Kickidler employee monitoring tool targeted by ransomware actors

Ransomware operations leverage legitimate Kickidler employee monitoring software for reconnaissance, tracking victims’ activities, and harvesting credentials after breaching networks.

Researchers who observed the attacks claimed that the Qilin and Hunters International ransomware affiliates were the perpetrators. Based on reports, these groups installed Kickidler, a tool capable of capturing keystrokes, taking screenshots, and creating screen videos.

The developer of Kickidler claims that over 5,000 organisations in 60 countries use the tool, which offers visual monitoring and data loss prevention features.

The attacks commenced when threat actors placed Google Ads that appeared when users searched for RVTools, a free Windows utility for managing VMware vSphere deployments.

Clicking on the ad will redirect the target to a fake RVTools site (rv-tool[.]net) promoting a trojanised program version.

This malicious program acts as a loader, downloading and executing the SMOKEDHAM PowerShell .NET backdoor, facilitating the installation of Kickidler on compromised devices.

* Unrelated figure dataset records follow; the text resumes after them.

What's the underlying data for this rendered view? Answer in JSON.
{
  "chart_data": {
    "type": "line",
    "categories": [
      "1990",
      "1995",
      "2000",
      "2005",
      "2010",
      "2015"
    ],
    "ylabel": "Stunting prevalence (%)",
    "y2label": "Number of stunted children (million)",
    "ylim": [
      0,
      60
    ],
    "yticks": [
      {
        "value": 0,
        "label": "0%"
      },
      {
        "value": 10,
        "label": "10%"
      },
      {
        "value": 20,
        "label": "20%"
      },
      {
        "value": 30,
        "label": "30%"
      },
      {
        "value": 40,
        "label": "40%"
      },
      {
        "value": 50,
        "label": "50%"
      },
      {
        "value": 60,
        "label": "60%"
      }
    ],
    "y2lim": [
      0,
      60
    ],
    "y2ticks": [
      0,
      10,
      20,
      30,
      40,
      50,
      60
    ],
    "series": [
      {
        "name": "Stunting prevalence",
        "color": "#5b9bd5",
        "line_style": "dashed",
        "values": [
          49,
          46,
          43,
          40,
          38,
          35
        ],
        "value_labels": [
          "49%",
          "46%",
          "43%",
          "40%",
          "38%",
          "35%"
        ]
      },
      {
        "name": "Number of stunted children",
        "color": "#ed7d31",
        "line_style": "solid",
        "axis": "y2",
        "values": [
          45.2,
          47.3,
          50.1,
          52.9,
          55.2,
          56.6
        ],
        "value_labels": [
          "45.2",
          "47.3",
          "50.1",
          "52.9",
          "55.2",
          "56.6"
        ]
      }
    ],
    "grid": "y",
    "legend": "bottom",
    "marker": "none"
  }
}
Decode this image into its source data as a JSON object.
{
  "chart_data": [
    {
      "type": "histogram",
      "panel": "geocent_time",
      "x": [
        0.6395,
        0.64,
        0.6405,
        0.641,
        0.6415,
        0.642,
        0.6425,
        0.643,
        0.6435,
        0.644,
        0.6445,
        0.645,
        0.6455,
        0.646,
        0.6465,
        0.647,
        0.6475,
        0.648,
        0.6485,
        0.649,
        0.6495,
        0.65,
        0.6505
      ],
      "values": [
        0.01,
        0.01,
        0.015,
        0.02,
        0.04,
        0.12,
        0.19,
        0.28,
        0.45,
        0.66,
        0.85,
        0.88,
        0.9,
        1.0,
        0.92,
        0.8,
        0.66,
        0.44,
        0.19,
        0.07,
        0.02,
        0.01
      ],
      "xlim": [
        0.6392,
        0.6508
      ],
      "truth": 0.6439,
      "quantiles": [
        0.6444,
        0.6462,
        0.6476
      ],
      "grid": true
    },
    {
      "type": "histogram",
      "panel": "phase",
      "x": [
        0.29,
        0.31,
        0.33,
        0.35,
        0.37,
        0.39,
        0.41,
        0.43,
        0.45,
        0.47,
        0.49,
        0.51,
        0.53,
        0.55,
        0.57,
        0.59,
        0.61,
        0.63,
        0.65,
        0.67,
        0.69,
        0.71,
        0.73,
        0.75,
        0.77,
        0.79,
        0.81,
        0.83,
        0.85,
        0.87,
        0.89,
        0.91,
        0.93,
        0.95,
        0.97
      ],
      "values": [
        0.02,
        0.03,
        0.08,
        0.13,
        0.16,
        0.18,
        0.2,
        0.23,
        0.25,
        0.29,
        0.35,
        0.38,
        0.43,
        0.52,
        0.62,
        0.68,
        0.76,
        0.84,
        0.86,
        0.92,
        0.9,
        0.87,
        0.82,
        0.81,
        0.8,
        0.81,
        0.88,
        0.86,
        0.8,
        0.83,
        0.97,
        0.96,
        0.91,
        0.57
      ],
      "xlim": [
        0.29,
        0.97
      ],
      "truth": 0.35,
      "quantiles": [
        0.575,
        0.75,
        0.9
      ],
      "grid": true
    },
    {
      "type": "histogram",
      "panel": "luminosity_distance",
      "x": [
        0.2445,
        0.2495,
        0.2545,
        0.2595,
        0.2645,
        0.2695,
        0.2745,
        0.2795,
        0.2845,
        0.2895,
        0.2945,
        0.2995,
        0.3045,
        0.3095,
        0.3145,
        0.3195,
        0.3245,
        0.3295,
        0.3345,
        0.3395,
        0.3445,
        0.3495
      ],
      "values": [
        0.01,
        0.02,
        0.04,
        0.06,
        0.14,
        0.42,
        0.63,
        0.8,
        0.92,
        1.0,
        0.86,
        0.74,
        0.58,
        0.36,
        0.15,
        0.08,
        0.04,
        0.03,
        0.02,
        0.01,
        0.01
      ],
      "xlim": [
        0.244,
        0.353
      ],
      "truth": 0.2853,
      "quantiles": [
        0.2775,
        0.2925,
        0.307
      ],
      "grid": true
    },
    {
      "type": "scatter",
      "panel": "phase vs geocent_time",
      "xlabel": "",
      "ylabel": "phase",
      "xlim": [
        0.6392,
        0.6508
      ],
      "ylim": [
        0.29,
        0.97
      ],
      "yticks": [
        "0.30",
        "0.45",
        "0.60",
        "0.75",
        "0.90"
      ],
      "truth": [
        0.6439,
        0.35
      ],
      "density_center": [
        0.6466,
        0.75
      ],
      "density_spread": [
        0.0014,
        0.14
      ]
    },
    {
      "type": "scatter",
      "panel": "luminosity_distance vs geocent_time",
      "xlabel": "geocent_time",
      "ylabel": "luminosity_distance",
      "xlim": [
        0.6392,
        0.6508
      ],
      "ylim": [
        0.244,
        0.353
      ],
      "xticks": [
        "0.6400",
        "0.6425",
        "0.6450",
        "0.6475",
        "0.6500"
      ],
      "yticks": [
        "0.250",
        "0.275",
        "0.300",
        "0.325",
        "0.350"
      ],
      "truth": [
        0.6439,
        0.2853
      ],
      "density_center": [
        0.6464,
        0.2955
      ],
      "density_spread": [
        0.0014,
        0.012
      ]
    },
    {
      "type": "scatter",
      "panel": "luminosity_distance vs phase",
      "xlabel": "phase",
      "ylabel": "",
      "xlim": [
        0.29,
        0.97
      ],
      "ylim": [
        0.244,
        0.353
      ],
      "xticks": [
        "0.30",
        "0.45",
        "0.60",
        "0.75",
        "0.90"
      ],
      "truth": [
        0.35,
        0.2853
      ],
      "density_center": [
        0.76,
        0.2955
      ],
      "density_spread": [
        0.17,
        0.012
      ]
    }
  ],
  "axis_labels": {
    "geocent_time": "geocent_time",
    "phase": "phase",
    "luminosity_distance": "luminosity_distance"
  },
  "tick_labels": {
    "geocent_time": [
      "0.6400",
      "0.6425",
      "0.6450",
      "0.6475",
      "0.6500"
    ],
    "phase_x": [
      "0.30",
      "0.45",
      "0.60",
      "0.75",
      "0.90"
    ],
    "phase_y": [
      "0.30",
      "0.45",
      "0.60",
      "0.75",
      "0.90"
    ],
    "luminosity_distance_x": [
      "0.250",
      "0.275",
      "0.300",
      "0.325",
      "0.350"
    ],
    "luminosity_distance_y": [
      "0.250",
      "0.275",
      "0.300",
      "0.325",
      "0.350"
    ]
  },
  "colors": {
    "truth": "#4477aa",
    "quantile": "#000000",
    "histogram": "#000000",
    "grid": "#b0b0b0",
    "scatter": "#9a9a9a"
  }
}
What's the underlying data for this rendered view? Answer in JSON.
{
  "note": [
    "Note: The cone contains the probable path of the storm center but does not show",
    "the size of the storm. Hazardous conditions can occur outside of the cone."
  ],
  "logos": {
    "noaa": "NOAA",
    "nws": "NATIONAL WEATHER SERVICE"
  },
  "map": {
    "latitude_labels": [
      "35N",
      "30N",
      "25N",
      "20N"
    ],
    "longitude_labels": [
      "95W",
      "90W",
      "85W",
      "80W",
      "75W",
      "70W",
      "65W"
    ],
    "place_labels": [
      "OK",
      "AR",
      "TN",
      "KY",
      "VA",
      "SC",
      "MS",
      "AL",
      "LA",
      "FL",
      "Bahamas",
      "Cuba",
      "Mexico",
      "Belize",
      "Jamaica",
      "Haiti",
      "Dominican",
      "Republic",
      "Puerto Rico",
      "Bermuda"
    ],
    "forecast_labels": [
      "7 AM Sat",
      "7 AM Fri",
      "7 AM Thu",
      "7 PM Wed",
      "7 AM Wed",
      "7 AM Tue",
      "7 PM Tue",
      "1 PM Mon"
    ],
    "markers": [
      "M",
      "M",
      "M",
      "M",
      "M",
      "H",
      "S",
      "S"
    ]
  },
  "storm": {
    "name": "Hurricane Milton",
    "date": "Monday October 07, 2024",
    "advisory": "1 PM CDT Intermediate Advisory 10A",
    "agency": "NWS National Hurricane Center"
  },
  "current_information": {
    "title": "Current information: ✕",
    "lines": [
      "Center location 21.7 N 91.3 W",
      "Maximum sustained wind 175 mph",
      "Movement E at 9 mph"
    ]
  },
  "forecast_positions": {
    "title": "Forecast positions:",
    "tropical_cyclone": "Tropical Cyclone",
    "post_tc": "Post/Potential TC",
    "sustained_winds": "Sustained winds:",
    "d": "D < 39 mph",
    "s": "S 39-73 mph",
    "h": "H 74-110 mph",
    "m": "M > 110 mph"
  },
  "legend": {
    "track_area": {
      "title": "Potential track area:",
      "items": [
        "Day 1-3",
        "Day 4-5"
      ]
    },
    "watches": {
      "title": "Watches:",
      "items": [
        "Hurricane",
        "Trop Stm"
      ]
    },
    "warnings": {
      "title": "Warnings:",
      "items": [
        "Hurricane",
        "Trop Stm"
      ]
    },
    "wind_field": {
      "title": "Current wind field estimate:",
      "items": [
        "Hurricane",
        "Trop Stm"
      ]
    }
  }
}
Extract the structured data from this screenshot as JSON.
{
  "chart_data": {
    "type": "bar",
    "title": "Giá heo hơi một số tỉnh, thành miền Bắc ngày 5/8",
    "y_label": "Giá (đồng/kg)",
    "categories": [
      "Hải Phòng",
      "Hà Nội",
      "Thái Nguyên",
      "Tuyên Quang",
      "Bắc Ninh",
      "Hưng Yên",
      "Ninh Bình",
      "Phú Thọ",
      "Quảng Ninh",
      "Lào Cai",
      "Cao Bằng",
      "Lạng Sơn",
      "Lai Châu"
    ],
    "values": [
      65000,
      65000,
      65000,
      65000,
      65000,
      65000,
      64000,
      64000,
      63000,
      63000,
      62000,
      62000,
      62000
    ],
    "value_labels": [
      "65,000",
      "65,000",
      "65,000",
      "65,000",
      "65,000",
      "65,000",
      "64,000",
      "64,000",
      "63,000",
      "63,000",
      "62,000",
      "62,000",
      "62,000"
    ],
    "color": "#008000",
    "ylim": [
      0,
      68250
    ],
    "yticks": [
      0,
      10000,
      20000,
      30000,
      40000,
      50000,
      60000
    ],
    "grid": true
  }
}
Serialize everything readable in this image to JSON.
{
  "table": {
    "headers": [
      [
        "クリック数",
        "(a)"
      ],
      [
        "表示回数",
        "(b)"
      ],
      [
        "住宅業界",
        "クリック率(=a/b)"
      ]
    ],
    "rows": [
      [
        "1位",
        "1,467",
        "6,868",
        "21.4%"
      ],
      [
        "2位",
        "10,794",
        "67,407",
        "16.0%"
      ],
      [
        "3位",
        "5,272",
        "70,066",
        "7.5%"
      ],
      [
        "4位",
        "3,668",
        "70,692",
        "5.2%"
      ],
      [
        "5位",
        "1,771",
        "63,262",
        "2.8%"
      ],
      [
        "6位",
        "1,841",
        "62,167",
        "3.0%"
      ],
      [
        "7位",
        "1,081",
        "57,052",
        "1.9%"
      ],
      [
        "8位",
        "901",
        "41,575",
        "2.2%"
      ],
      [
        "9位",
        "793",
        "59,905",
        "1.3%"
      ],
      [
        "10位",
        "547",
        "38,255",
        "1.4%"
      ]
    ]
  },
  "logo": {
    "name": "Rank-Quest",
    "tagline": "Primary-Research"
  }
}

Although these attacks primarily targeted enterprise administrators, whose accounts generally provide privilege upon compromise, researchers suspect threat actors may have retained access to victims’ systems for an extended period to gather credentials necessary for accessing off-site cloud backups without detection.

 

The Kickidler feature is a surprisingly beneficial tool for threat actors.

 

According to investigations, Kickidler facilitates such attacks by capturing keystrokes and web pages from an administrator’s workstation.

This tactic enables threat actors to pinpoint off-site cloud backups and obtain the passwords needed to access them without engaging in memory dumps or other high-risk actions that might raise alarms.

In both recorded incidents, after resuming malicious activities on the breached networks, the ransomware operators executed payloads that targeted the victims’ VMware ESXi infrastructure, encrypting VMDK virtual hard disk drives and causing extensive disruption.

While employee monitoring software is not a standard tool for ransomware groups, they have a long history of abusing legitimate RMM tools.

To mitigate such threats, security professionals are recommended to audit all installed remote access tools and verify the legitimacy of any RMM software. Application control policies should also be enforced to prevent unauthorised RMM software and permit only approved remote desktop tools and secure remote access solutions.